At 05:42 PM 1/9/2004, Valdis(_dot_)Kletnieks(_at_)vt(_dot_)edu wrote...
On Fri, 09 Jan 2004 15:13:50 EST, ietf(_at_)flatsurface(_dot_)com (Mike S)
said:
Use of the MAPS RBL and DUL clearly impairs the availability and integrity of
the Internet email system and the information transferred using that system.
MAPS RBL and DUL participants are actively participating in illegal denial of
service
Erm.
Sounds like you're choking on something.
No.
You are.
Note that MAPS is *NOT* blocking a single piece of e-mail itself. None. Zip.
Zero.
Of course not. MAPS is simply a database. As I quite clearly said, *USE* of
MAPS impairs email.
Meanwhile, the site that's actually rejecting your mail has made that decision
*itself*,
that it doesn't want to receive mail from you, possibly with MAPS as one
component
of the information used to make said decision.
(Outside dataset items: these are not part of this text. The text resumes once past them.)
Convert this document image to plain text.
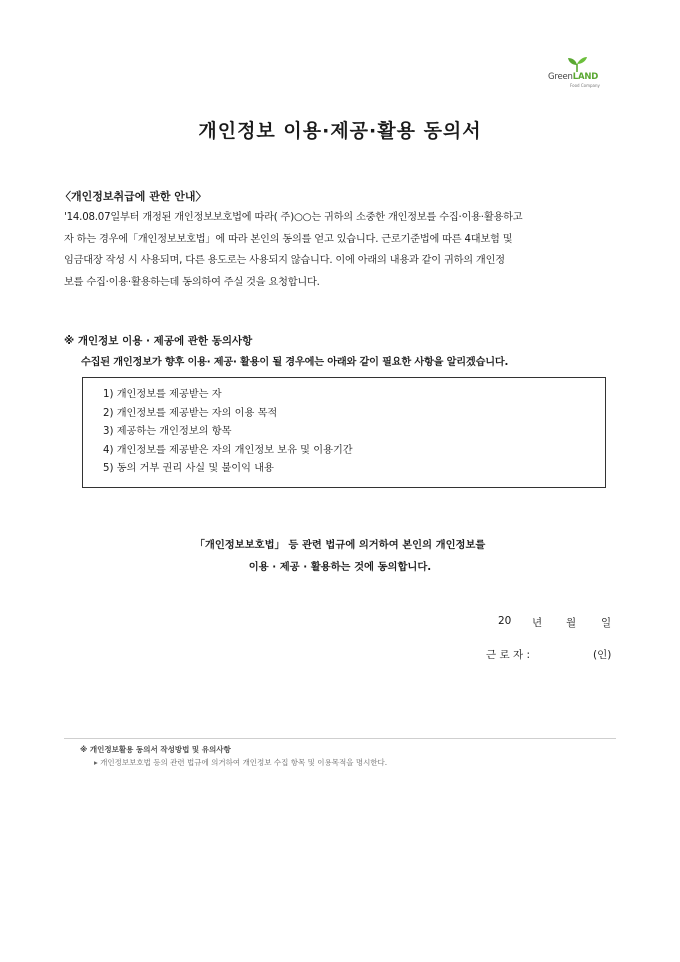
GreenLAND
Food Company
개인정보 이용·제공·활용 동의서
〈개인정보취급에 관한 안내〉
'14.08.07일부터 개정된 개인정보보호법에 따라( 주)○○는 귀하의 소중한 개인정보를 수집·이용·활용하고
자 하는 경우에「개인정보보호법」에 따라 본인의 동의를 얻고 있습니다. 근로기준법에 따른 4대보험 및
임금대장 작성 시 사용되며, 다른 용도로는 사용되지 않습니다. 이에 아래의 내용과 같이 귀하의 개인정
보를 수집·이용·활용하는데 동의하여 주실 것을 요청합니다.
※ 개인정보 이용 · 제공에 관한 동의사항
수집된 개인정보가 향후 이용· 제공· 활용이 될 경우에는 아래와 같이 필요한 사항을 알리겠습니다.
1) 개인정보를 제공받는 자
2) 개인정보를 제공받는 자의 이용 목적
3) 제공하는 개인정보의 항목
4) 개인정보를 제공받은 자의 개인정보 보유 및 이용기간
5) 동의 거부 권리 사실 및 불이익 내용
「개인정보보호법」 등 관련 법규에 의거하여 본인의 개인정보를
이용 · 제공 · 활용하는 것에 동의합니다.
20 년 월 일
근 로 자 :	(인)
※ 개인정보활용 동의서 작성방법 및 유의사항
▸ 개인정보보호법 등의 관련 법규에 의거하여 개인정보 수집 항목 및 이용목적을 명시한다.
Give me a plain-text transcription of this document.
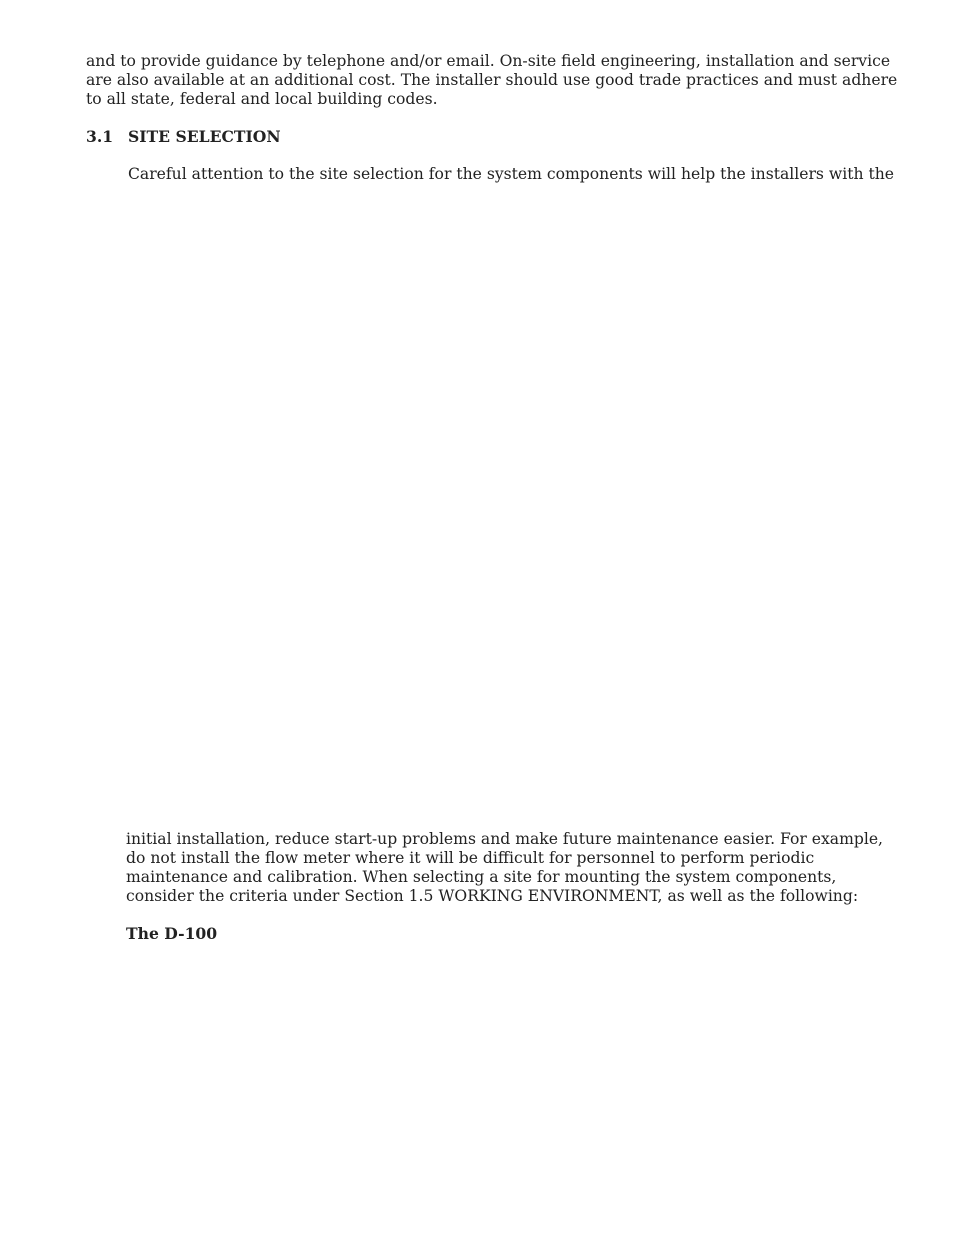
and to provide guidance by telephone and/or email. On-site field engineering, installation and service
are also available at an additional cost. The installer should use good trade practices and must adhere
to all state, federal and local building codes.

3.1 SITE SELECTION

Careful attention to the site selection for the system components will help the installers with the

initial installation, reduce start-up problems and make future maintenance easier. For example,
do not install the flow meter where it will be difficult for personnel to perform periodic
maintenance and calibration. When selecting a site for mounting the system components,
consider the criteria under Section 1.5 WORKING ENVIRONMENT, as well as the following:

The D-100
To have a chance of winning this argument, you'll have to prove that the
receiving
system is legally *obligated* to accept every piece of mail that you might
happen to
want to send.
MX <> recipient. If I send email foobar(_at_)aol(_dot_)com to the published MX
for aol.com and aol.com blocks the ultimate recipient from receiving that
email, they are in violation of the law, having interfered with the
availability of email for both the sending and receiving systems. By publishing
an MX, they have agreed to accept email for any valid address within their
domain. That's what an MX is. They are likely in breach of their civil contract
with the recipient, also.
Of course, anyone who publishes an MX record but refuses mail is simply an
idiot incapable of understanding why the Internet exists in the first place.
The Balkanization has begun. The Internet is dead.